Amount of risk/commitment offered
The fourth aspect that requires due consideration is the amount of risk and commitment the founder is willing to offer. In order to explain this better, the concept of sleeping partner can be appreciated. A sleeping partner is essentially a partner that primarily contributes money in the business, but is not involved in its day to day functioning, as opposed to a working partner. Thus, it makes more sense if the founder who is actively involved in the affairs of the business is provided a greater share than his inactive counterpart, as he is serving more valuable to the organization. Similarly, the risk-taking founders would be like to portray more loyalty and hard work towards the business.
Distribution of responsibilities
The fifth aspect is based on the distribution of responsibilities and is closely linked to the commitment towards the business mentioned above. Nevertheless, it is better to consider the responsibilities that each person is willing to take up and ascertain his future interest in the business through that.
Therefore, majorly these are the five things that need to be taken into account while assessing the split of equity between the members. It is pertinent to note that the weight attached to each of these aspects may vary from organization to organization and on that basis decisions can be made.
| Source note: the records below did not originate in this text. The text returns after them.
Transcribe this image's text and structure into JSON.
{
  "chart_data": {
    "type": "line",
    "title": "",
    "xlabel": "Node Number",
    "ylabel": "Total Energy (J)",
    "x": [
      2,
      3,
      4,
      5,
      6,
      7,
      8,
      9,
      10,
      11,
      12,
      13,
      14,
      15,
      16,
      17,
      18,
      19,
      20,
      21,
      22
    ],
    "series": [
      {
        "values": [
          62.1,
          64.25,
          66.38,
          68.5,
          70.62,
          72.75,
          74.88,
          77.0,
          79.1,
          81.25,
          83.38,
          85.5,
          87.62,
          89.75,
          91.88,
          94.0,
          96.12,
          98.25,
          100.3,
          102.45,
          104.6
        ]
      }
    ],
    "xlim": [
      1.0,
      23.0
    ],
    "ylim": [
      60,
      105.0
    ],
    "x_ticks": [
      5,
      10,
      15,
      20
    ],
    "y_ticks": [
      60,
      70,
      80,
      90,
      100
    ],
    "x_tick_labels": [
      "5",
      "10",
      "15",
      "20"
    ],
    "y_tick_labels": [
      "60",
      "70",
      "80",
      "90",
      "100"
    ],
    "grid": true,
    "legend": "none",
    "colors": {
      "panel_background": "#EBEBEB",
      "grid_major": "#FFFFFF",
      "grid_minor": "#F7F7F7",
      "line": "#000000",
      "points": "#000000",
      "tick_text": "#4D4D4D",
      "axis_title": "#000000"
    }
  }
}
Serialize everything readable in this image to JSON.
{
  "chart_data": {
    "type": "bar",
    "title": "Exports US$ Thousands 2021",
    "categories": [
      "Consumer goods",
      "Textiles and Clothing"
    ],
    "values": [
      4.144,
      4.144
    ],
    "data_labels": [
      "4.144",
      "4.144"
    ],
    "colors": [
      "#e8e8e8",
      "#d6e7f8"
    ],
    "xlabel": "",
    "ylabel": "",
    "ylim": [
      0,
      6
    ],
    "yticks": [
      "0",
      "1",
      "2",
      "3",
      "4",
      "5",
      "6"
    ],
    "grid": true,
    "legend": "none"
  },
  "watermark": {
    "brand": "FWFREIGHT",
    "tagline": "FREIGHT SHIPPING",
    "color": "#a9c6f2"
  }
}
However, it would be a grave sin if, as is the usual practice among close friends, the equity is split into equal parts, in complete disregard of the aforementioned conditions.
It is pertinent to note that if in order to avoid discussions on this issue, a middle ground is adopted wherein every founder is accorded equal share, it would lead to a plethora of problems.
Firstly, it would prove as disincentive to the more deserving founder and may lead to his dissatisfaction and discontentment in the long run.
Secondly, if at a later point in time, any of the founders wish to alter this ratio, it would lead to clashes and may not also be possible.
Hence, in order to avoid such a situation in future, it is better to deliberate upon these issues in a sophisticated and professional manner, considering the Founders’ Pie Calculator test.
Apart from this, there is another thumb rule that needs to be established while deciding upon equity split. This thumb rule states that whatever be the situation, no co-founder should be provided lesser than ten percent of the total equity in the company. If it is less than that, the founder would constitute the category of first employee and should be then, entitled to remuneration.
Thus, it can be said that this is the manner in which the co-founders should proceed.